Квартира Мясниковых оказалась не заперта, мы вошли в маленькую переднюю, застекленная дверь в жилую комнату была расположена прямо против входной, и хотя в комнате было полутемно, я сразу углядел чудовищный беспорядок. Это была не нищета, а разруха. Мебель дорогая, но обшарпанная, шелковый абажур на торшере обгорел до дыр, на проволочный каркас наброшен рваный халат. Мы вошли. Больной лежал на продавленном матраце, кое-как застеленном несвежим бельем. Его красивое лицо было искажено гримасой — то ли страдания, то ли ненависти. Меня он, конечно, узнал, но не подал виду, а когда я взял его за руку, чтоб прощупать пульс, сердито дернулся всем телом.
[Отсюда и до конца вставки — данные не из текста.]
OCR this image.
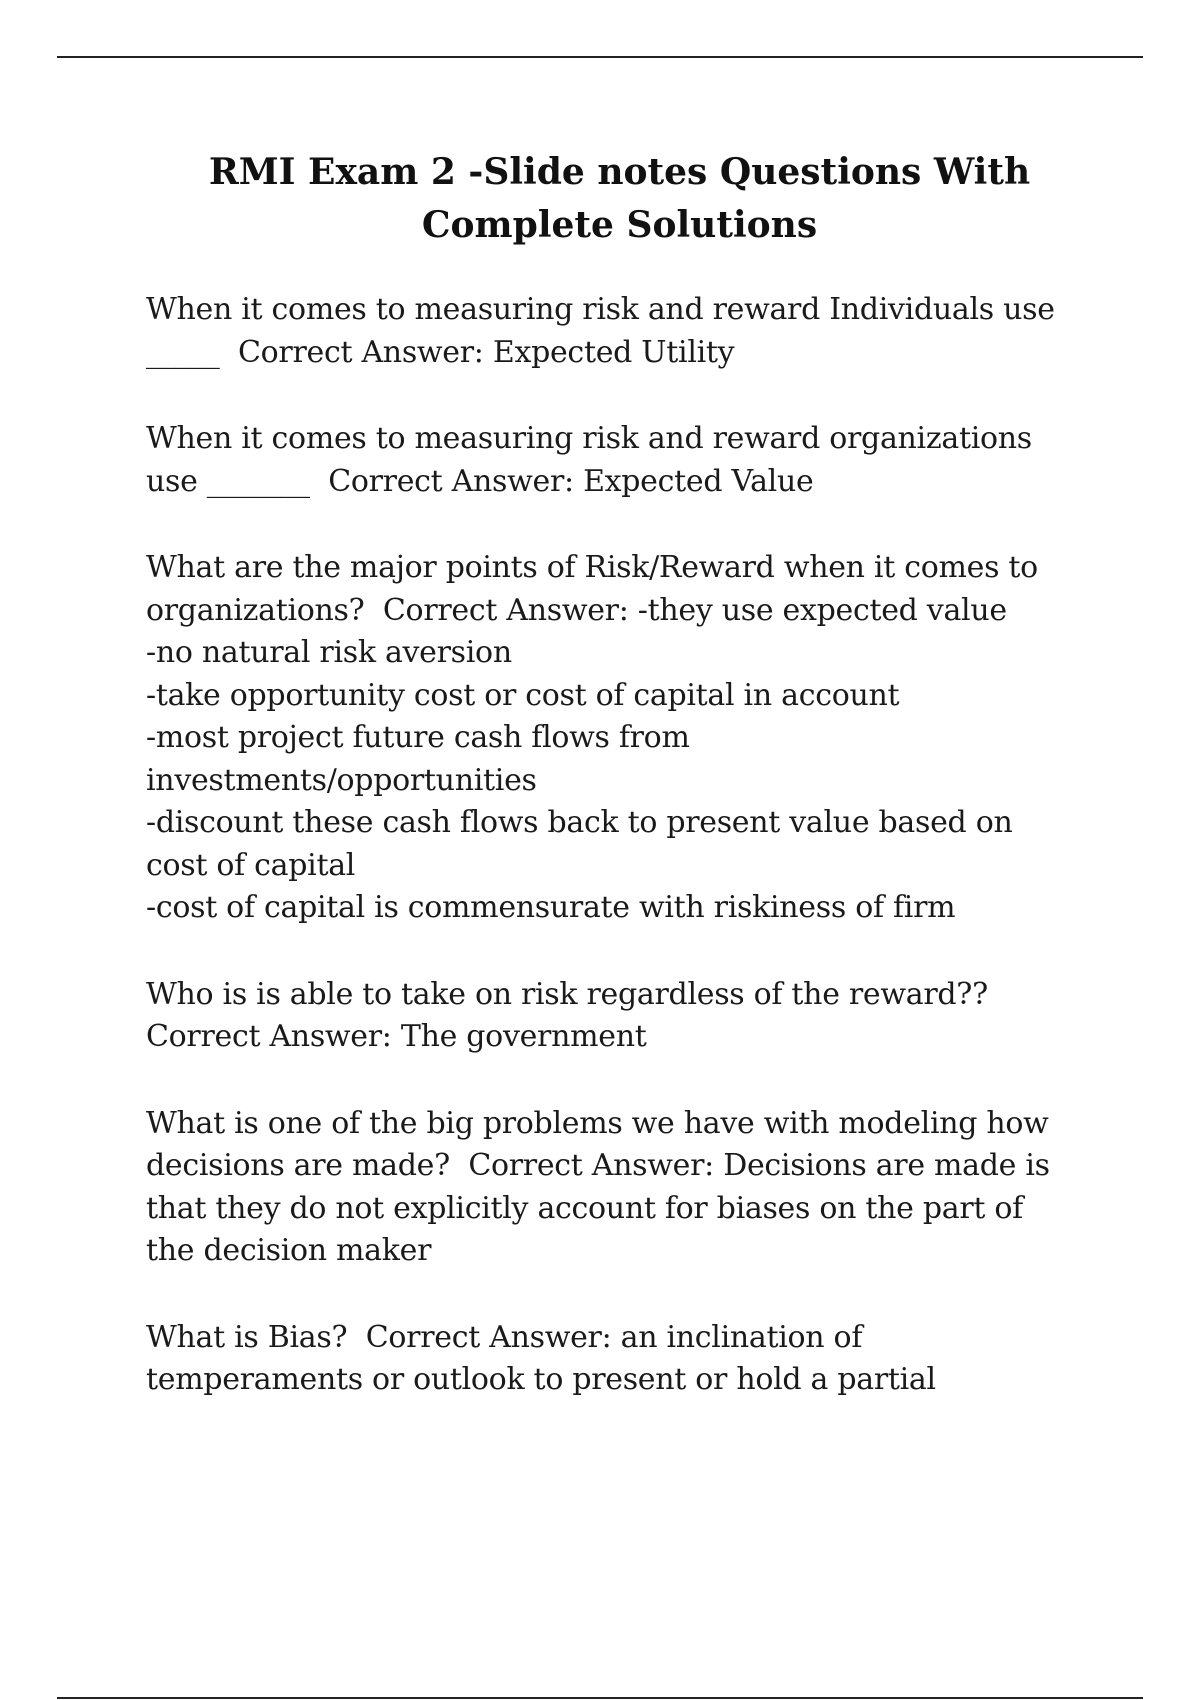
RMI Exam 2 -Slide notes Questions With
Complete Solutions

When it comes to measuring risk and reward Individuals use
_____ Correct Answer: Expected Utility

When it comes to measuring risk and reward organizations
use _______ Correct Answer: Expected Value

What are the major points of Risk/Reward when it comes to
organizations? Correct Answer: -they use expected value
-no natural risk aversion
-take opportunity cost or cost of capital in account
-most project future cash flows from
investments/opportunities
-discount these cash flows back to present value based on
cost of capital
-cost of capital is commensurate with riskiness of firm

Who is is able to take on risk regardless of the reward??
Correct Answer: The government

What is one of the big problems we have with modeling how
decisions are made? Correct Answer: Decisions are made is
that they do not explicitly account for biases on the part of
the decision maker

What is Bias? Correct Answer: an inclination of
temperaments or outlook to present or hold a partial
Пульс был неровный и частил. Тахикардия чаще всего не болезнь, а симптом, чтоб разобраться в состоянии больного, его надо расспросить, но Мясников не отвечал, а на повторный вопрос он сквозь зубы, но отчетливо выговаривая матерные слова, предложил мне оставить его в покое.
— Вот и дурак, — вздохнула Евгеша. — Человеку добра хотят, а он ломается.
Неслышно вошла жена Мясникова, худая, с неестественно расширенными глазами и, несмотря на поздний час, с намазанными губами и ресницами. Она сразу начала что-то объяснять, чем вызвала у больного новый приступ бешенства.
— Замолчи, — прохрипел он, зажмурив глаза и выставив дергающийся кадык. — Убийца!
Евгеша отмахнулась.
— Не слушайте, — сказала она мне шепотом. — Здесь слова дешево стоят. Что на ум придет, то и лепят. Давай руку, кавалер! — прикрикнула она на Мясникова. — Некогда нам тут с тобой…
Я смерил давление и, чтоб поддержать сердце, ввел кубик камфары. Женщине я оставил таблетку снотворного и велел дать больному, но не сразу, а минут через пятнадцать.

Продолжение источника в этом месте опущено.